Le ministère de la Fonction publique, en concertation avec celui de l’Éducation nationale, a annoncé, le 30 août dernier, l’octroi d’une prime mensuelle de 10 000 FCFA aux enseignants relevant du ministère de l’Éducation nationale, à compter de janvier 2027. Cette prime devrait être augmentée de 5 000 FCFA supplémentaires à partir de janvier 2028.

Présentées comme des mesures d’accompagnement face à la cherté de la vie et comme un premier pas vers la revalorisation salariale des enseignants, ces annonces sont toutefois loin de satisfaire la section provinciale du Syndicat des enseignants du Tchad (SET) de N’Djaména.

« Une prime de 10 000 FCFA, puis une augmentation de 5 000 FCFA, est très en deçà de ce que suppose l’application intégrale du décret n°2850 », estime le secrétaire général de la section provinciale du SET de N’Djaména, AbdelKadre Djibia, rencontré le jeudi 3 septembre 2026.

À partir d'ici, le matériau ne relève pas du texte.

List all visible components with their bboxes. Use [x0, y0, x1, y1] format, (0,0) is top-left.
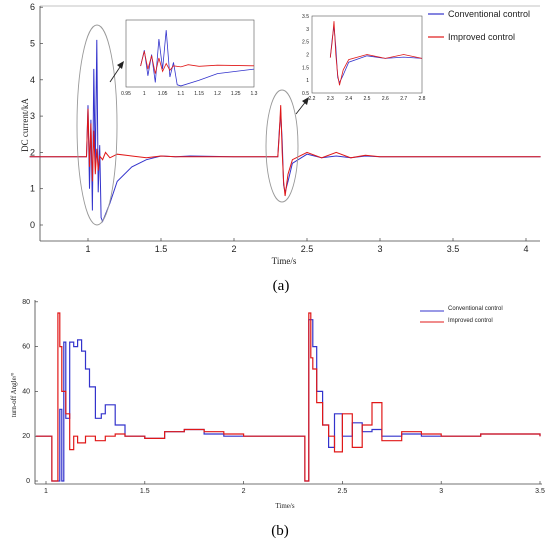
chart-a-inset-2-x-tick-label: 2.3	[327, 96, 334, 102]
chart-a-inset-2-y-tick-label: 1	[306, 78, 309, 84]
chart-a-inset-2-y-tick-label: 1.5	[302, 65, 309, 71]
chart-a-inset-1-frame	[125, 19, 255, 88]
chart-b-caption: (b)	[271, 523, 289, 539]
chart-a-inset-1-series	[140, 30, 255, 87]
chart-a-x-tick-label: 1.5	[155, 244, 168, 254]
chart-a-inset-1-x-tick-label: 1.1	[177, 91, 184, 97]
chart-a-inset-2-y-tick-label: 3	[306, 27, 309, 33]
chart-a-inset-2-x-tick-label: 2.8	[419, 96, 426, 102]
chart-b-y-ticks: 0 20 40 60 80	[22, 299, 38, 485]
chart-a-inset-2-x-tick-label: 2.2	[309, 96, 316, 102]
chart-b-x-tick-label: 3	[439, 488, 443, 495]
chart-a-inset-1: 0.95 1 1.05 1.1 1.15 1.2 1.25 1.3	[121, 19, 258, 97]
chart-a-x-tick-label: 1	[85, 244, 90, 254]
chart-b-y-tick-label: 20	[22, 433, 30, 440]
chart-b-x-tick-label: 2.5	[338, 488, 348, 495]
chart-a-y-label: DC current/kA	[20, 98, 30, 152]
chart-b-x-ticks: 1 1.5 2 2.5 3 3.5	[44, 481, 545, 495]
chart-b-y-label: turn-off Angle/°	[10, 372, 18, 417]
chart-a-inset-1-x-tick-label: 1.3	[251, 91, 258, 97]
chart-a-x-ticks: 1 1.5 2 2.5 3 3.5 4	[85, 238, 529, 254]
chart-a-inset-2-x-tick-label: 2.7	[400, 96, 407, 102]
chart-a-inset-2-y-tick-label: 2	[306, 53, 309, 59]
chart-a-inset-1-x-tick-label: 1	[143, 91, 146, 97]
chart-a-x-tick-label: 3.5	[447, 244, 460, 254]
chart-a-inset-2-x-ticks: 2.2 2.3 2.4 2.5 2.6 2.7 2.8	[309, 96, 426, 102]
chart-b-legend-label-improved: Improved control	[448, 318, 493, 324]
chart-a-arrowhead-1	[117, 61, 124, 69]
chart-a-legend-label-improved: Improved control	[448, 32, 515, 42]
chart-b-y-tick-label: 40	[22, 388, 30, 395]
chart-a-inset-2-x-tick-label: 2.5	[364, 96, 371, 102]
chart-a-inset-1-improved-line	[140, 51, 255, 74]
chart-a-caption: (a)	[273, 278, 290, 294]
chart-a-y-tick-label: 0	[30, 220, 35, 230]
chart-a-inset-2-x-tick-label: 2.4	[345, 96, 352, 102]
chart-b: 1 1.5 2 2.5 3 3.5 0 20 40 60 80 Time/s turn-off A…	[10, 299, 545, 539]
chart-b-x-label: Time/s	[275, 502, 294, 510]
chart-b-y-tick-label: 60	[22, 344, 30, 351]
chart-a-inset-1-x-tick-label: 1.2	[214, 91, 221, 97]
chart-b-series-conventional-line	[36, 319, 541, 482]
chart-a-inset-2-y-ticks: 0.5 1 1.5 2 2.5 3 3.5	[302, 14, 309, 97]
chart-b-series-improved-line	[36, 312, 541, 482]
chart-a-legend-label-conventional: Conventional control	[448, 9, 530, 19]
chart-a-inset-2-y-tick-label: 0.5	[302, 91, 309, 97]
chart-a-x-tick-label: 4	[523, 244, 528, 254]
chart-b-y-tick-label: 80	[22, 299, 30, 306]
chart-a-series-improved-line	[29, 105, 541, 197]
chart-a-x-tick-label: 2.5	[301, 244, 314, 254]
chart-a-zoom-ellipse-1	[76, 24, 118, 226]
chart-a-inset-1-x-tick-label: 1.05	[158, 91, 168, 97]
chart-b-legend-label-conventional: Conventional control	[448, 306, 503, 312]
chart-b-x-tick-label: 1.5	[140, 488, 150, 495]
chart-a-inset-2-y-tick-label: 2.5	[302, 40, 309, 46]
chart-b-x-tick-label: 2	[242, 488, 246, 495]
chart-a-inset-2-improved-line	[329, 21, 423, 86]
chart-b-series-group	[36, 312, 541, 482]
chart-a-x-tick-label: 2	[231, 244, 236, 254]
chart-a-inset-2-y-tick-label: 3.5	[302, 14, 309, 20]
chart-a-zoom-ellipse-2	[265, 89, 299, 203]
chart-a: 1 1.5 2 2.5 3 3.5 4 0 1 2 3 4 5 6 Time/s DC current/…	[20, 2, 541, 294]
chart-a-inset-1-conventional-line	[140, 30, 255, 87]
chart-a-inset-1-x-tick-label: 1.15	[194, 91, 204, 97]
chart-a-inset-1-x-tick-label: 0.95	[121, 91, 131, 97]
chart-a-inset-2-x-tick-label: 2.6	[382, 96, 389, 102]
chart-b-y-tick-label: 0	[26, 478, 30, 485]
chart-a-y-tick-label: 2	[30, 147, 35, 157]
chart-a-y-tick-label: 4	[30, 75, 35, 85]
chart-a-y-ticks: 0 1 2 3 4 5 6	[30, 2, 43, 230]
chart-a-arrowhead-2	[302, 97, 309, 105]
chart-b-x-tick-label: 3.5	[535, 488, 545, 495]
chart-a-y-tick-label: 1	[30, 184, 35, 194]
chart-a-y-tick-label: 6	[30, 2, 35, 12]
chart-a-y-tick-label: 3	[30, 111, 35, 121]
chart-b-x-tick-label: 1	[44, 488, 48, 495]
chart-a-y-tick-label: 5	[30, 39, 35, 49]
chart-a-x-label: Time/s	[272, 256, 297, 266]
chart-a-legend: Conventional control Improved control	[428, 9, 530, 42]
chart-a-inset-2: 2.2 2.3 2.4 2.5 2.6 2.7 2.8 0.5 1 1.5 2 2.5 3 3.5	[302, 14, 426, 102]
chart-a-inset-1-x-ticks: 0.95 1 1.05 1.1 1.15 1.2 1.25 1.3	[121, 91, 258, 97]
chart-a-inset-2-series	[329, 21, 423, 86]
chart-a-x-tick-label: 3	[377, 244, 382, 254]
chart-a-inset-1-x-tick-label: 1.25	[231, 91, 241, 97]
chart-a-series-group	[29, 39, 541, 223]
chart-b-legend: Conventional control Improved control	[420, 306, 503, 324]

Pour le responsable syndical, l’enjeu ne se limite pas à l’octroi d’une nouvelle prime. Le SET réclame avant tout la signature et l’application du protocole d’accord relatif au décret n°2850, qui prévoit un ensemble d’indemnités et d’allocations au bénéfice des enseignants.

Le décret prévoit notamment des indemnités de logement, de responsabilité, de risques et de craie, ainsi que des allocations liées à la documentation, aux examens, au transport et aux charges familiales. « Nous réclamons la signature du protocole d’accord relatif au décret n°2850. Il ne s’agit pas simplement d’une prime, mais de l’application effective d’un ensemble de mesures prévues en faveur des enseignants », soutient AbdelKadre Djibia.

Pour le syndicat, les mesures annoncées par le gouvernement ne sauraient donc se substituer à un protocole d’accord précis et contraignant.

« Une prime de 10 000 FCFA ne remplace pas un protocole chiffré et contraignant permettant l’application du décret n°2850 », insiste le secrétaire général provincial du SET.

Trois revendications prioritaires

À l’approche de la rentrée scolaire 2026-2027, la section provinciale du SET de N’Djaména met en avant trois revendications prioritaires.

La première concerne le paiement du demi-salaire retenu en février 2026, à la suite de la grève des enseignants. La deuxième porte sur la signature du protocole d’accord relatif au décret n°2850. Enfin, le syndicat demande la levée du moratoire sur les autorisations d’études accordées aux enseignants.

Pour la section provinciale du SET de N’Djamena , la prise en compte de ces revendications est essentielle pour permettre une rentrée scolaire apaisée. « Nous attendons des réponses concrètes sur ces trois points prioritaires », affirme AbdelKadre Djibia, appelant les autorités à prendre en considération les préoccupations des enseignants.

À quelques jours de la rentrée, le syndicat reste ferme sur ses revendications. Selon son secrétaire général, l’absence de réponses satisfaisantes pourrait peser sur la reprise des cours. « La rentrée 2026-2027 s’annonce problématique, voire hypothétique », prévient AbdelKadre Djibia.